Frenkel line crossover of confined supercritical fluids
K Ghosh and CV Krishnamurthy, SCIENTIFIC REPORTS, 9, 14872 (2019).
We investigate the temperature evolution of dynamics and structure of partially confined Lennard Jones (LJ) fluids in supercritical phase along an isobaric line in the P-T phase diagram using molecular dynamics simulations. We compare the Frenkel line (FL) crossover features of partially confined LJ fluids to that of the bulk LJ fluids in supercritical phase. Five different spacings have been chosen in this study and the FL crossover characteristics have been monitored for each of these spacings for temperatures ranging from 240 K to 1500 K keeping the pressure fixed at 5000 bar. We characterize the FL crossover using density of states (DoS) function and find that partially confined supercritical fluids (SCF) exhibit a progressive shift of FL crossover point to higher temperatures for smaller spacings. While the DoS perpendicular to the walls shows persistent oscillatory modes, the parallel component exhibits a smooth crossover from an oscillatory to non-oscillatory characteristics representative of FL crossover. We find that the vanishing of peaks in DoS parallel to the walls indicates that the SCF no longer supports shear mode excitations and could serve as an identifier of the FL crossover for confined systems just as is done for the bulk. Layer heights of density profiles, self-diffusivity and the peak heights of radial distribution function parallel to the walls also feature the FL crossover consistent with the DoS criteria.

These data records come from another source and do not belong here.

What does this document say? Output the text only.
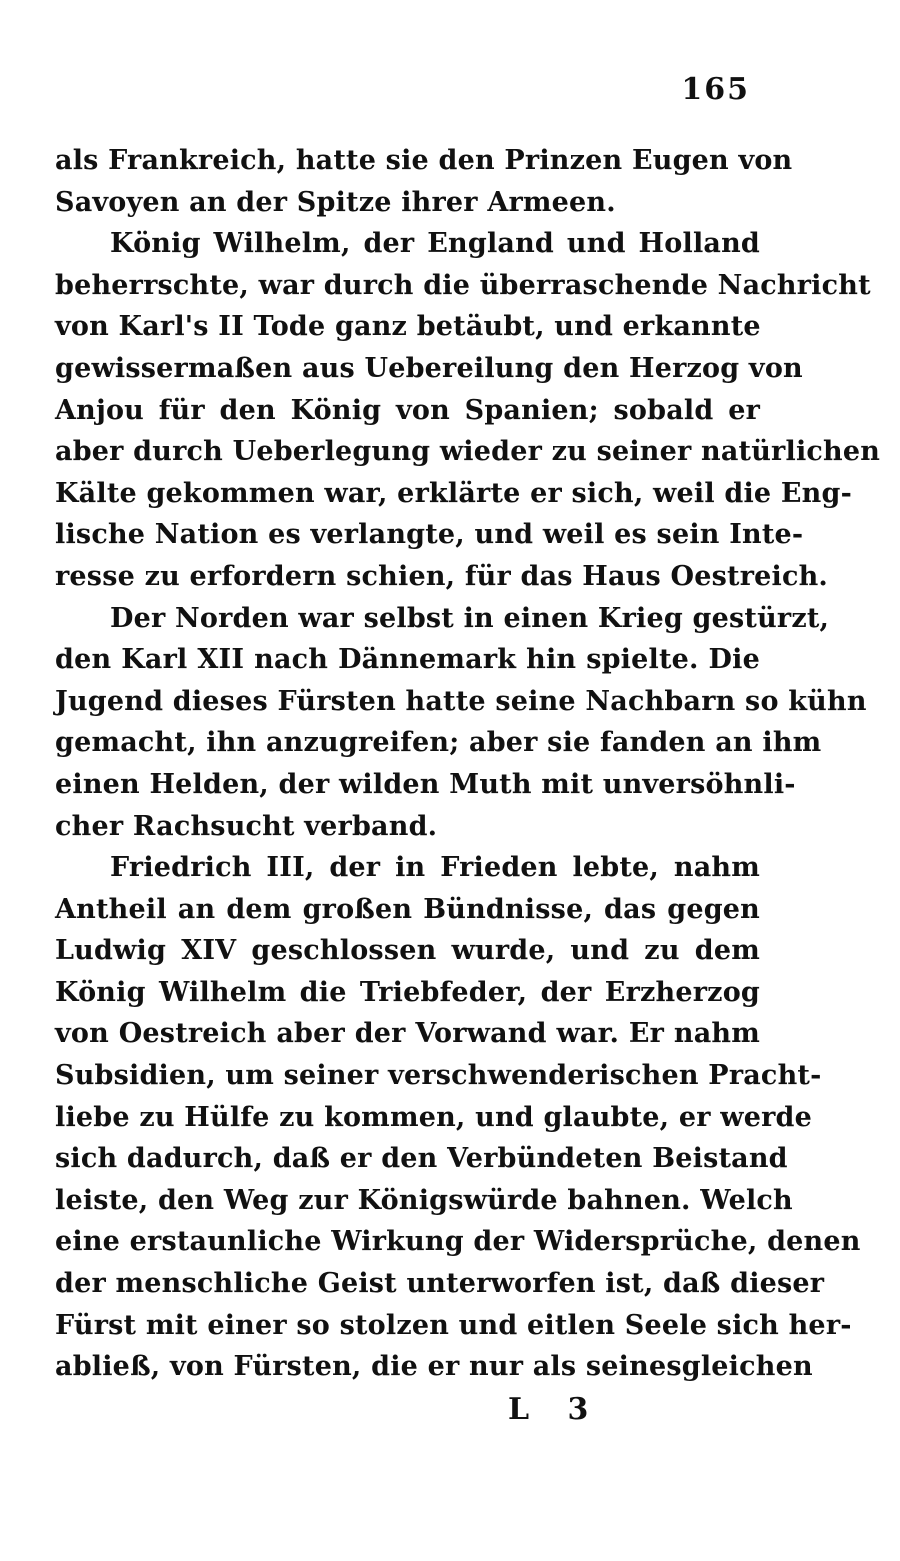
165
als Frankreich, hatte sie den Prinzen Eugen von
Savoyen an der Spitze ihrer Armeen.
König Wilhelm, der England und Holland
beherrschte, war durch die überraschende Nachricht
von Karl's II Tode ganz betäubt, und erkannte
gewissermaßen aus Uebereilung den Herzog von
Anjou für den König von Spanien; sobald er
aber durch Ueberlegung wieder zu seiner natürlichen
Kälte gekommen war, erklärte er sich, weil die Eng-
lische Nation es verlangte, und weil es sein Inte-
resse zu erfordern schien, für das Haus Oestreich.
Der Norden war selbst in einen Krieg gestürzt,
den Karl XII nach Dännemark hin spielte. Die
Jugend dieses Fürsten hatte seine Nachbarn so kühn
gemacht, ihn anzugreifen; aber sie fanden an ihm
einen Helden, der wilden Muth mit unversöhnli-
cher Rachsucht verband.
Friedrich III, der in Frieden lebte, nahm
Antheil an dem großen Bündnisse, das gegen
Ludwig XIV geschlossen wurde, und zu dem
König Wilhelm die Triebfeder, der Erzherzog
von Oestreich aber der Vorwand war. Er nahm
Subsidien, um seiner verschwenderischen Pracht-
liebe zu Hülfe zu kommen, und glaubte, er werde
sich dadurch, daß er den Verbündeten Beistand
leiste, den Weg zur Königswürde bahnen. Welch
eine erstaunliche Wirkung der Widersprüche, denen
der menschliche Geist unterworfen ist, daß dieser
Fürst mit einer so stolzen und eitlen Seele sich her-
abließ, von Fürsten, die er nur als seinesgleichen
L 3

Surprisingly, self-diffusivity undergoes an Arrhenius to super-Arrhenius crossover at low temperatures for smaller spacings as a result of enhanced structural order evidenced via pair-excess entropy. This feature, typical of glass- forming liquids and binary supercooled liquids, is found to develop from the glass-like characteristic slowdown and strong caging in confined supercritical fluid, evidenced via mean squared displacement and velocity autocorrelation function respectively, over intermediate timescales.